“Marrion Latham! my husband’s dearest friend.”
“I am what is left of him,” he answered, laughingly.
She extended her hand, cordially:
“I am glad to meet you, for Robert loves you very dearly, and came near putting off the wedding until your home-coming.”
“I am very sorry to have missed it. Have I come too late to offer congratulations?”
“No, indeed, every sunset but closes another wedding day with us,” and she kissed the flushed face of the sleeper she so loved. Too blind was that love to reveal the plight in which this accident had left him. Call it accident this once, to give it tone. Cherokee willingly accepted for truth the statement that Marrion had made. Enough for her woman heart to know that her husband needed her attention and love. There over him she leaned, her hair rippling capewise over her gown, while from the ruffled edge her feet peeped, pink and bare. She was wrapped in a long robe of blue cashmere, with a swansdown collar, which she clasped over her breast with her left hand. It was easy to be seen there was little clothing under this gown, which every now and then showed plainly, in spite of the care she took to hide it.
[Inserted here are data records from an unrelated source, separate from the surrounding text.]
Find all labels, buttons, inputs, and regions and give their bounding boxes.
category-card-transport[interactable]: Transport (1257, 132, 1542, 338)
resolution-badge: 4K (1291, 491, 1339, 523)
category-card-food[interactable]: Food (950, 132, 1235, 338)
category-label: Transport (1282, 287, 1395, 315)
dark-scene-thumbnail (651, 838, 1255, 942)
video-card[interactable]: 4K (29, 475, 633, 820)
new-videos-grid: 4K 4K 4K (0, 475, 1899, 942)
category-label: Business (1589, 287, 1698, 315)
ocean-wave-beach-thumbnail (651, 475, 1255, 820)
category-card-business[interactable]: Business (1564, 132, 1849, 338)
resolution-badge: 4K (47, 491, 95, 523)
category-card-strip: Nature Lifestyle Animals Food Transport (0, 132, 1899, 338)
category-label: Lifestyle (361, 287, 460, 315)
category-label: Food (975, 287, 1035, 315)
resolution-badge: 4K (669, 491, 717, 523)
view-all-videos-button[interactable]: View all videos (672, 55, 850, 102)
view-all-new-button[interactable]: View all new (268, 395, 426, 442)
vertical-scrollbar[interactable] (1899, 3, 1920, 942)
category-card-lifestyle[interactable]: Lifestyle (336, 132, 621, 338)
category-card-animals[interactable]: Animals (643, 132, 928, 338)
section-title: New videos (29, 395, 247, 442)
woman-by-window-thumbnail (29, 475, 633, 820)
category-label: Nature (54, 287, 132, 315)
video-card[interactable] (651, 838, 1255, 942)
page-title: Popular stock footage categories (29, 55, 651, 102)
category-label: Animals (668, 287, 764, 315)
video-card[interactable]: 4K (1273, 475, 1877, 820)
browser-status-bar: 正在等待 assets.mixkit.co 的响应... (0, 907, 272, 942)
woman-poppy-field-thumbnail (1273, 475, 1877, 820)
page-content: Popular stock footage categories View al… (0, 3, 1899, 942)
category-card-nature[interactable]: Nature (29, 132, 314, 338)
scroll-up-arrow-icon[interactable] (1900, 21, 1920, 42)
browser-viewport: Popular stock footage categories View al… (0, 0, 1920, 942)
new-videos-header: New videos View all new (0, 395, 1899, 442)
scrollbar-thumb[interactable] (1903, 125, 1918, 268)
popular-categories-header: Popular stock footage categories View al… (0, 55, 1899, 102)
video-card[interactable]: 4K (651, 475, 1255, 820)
Art was powerless to give these fine and slight undulations of the body that shone, so to speak, through the soft and yielding material of her garment. Marrion studied the poem she revealed; he saw she had a wealth of charms—every line of her willowy figure being instinct with grace and attractiveness, as was the curve of her cheeks and the line of her lips. Imagine a flower just bursting from the bud and spreading ’round the odor of spring, and you may form some faint idea of the effect she produced. To Marrion she was not a woman, she was the woman—the type, the abstraction, the eternal enigma—which has caused, and will forever cause, to doubt, hesitate and tremble, all the intelligence, the philosophy, and religion of humanity.
All his soul was in his eyes; Eve, Pandora, Cleopatra, Phyrne, passed before his imagination and said: “Do you understand, now?” and he answered: “Yes, I understand.”—Robert was safe at home and was now sleeping quietly, so Marrion thought he had done his duty.
“I shall leave you now, Mrs. Milburn; he will be all right when he has had his sleep out.”
“Oh, do not leave us, what shall I do without you?” she pleaded in child-fashion.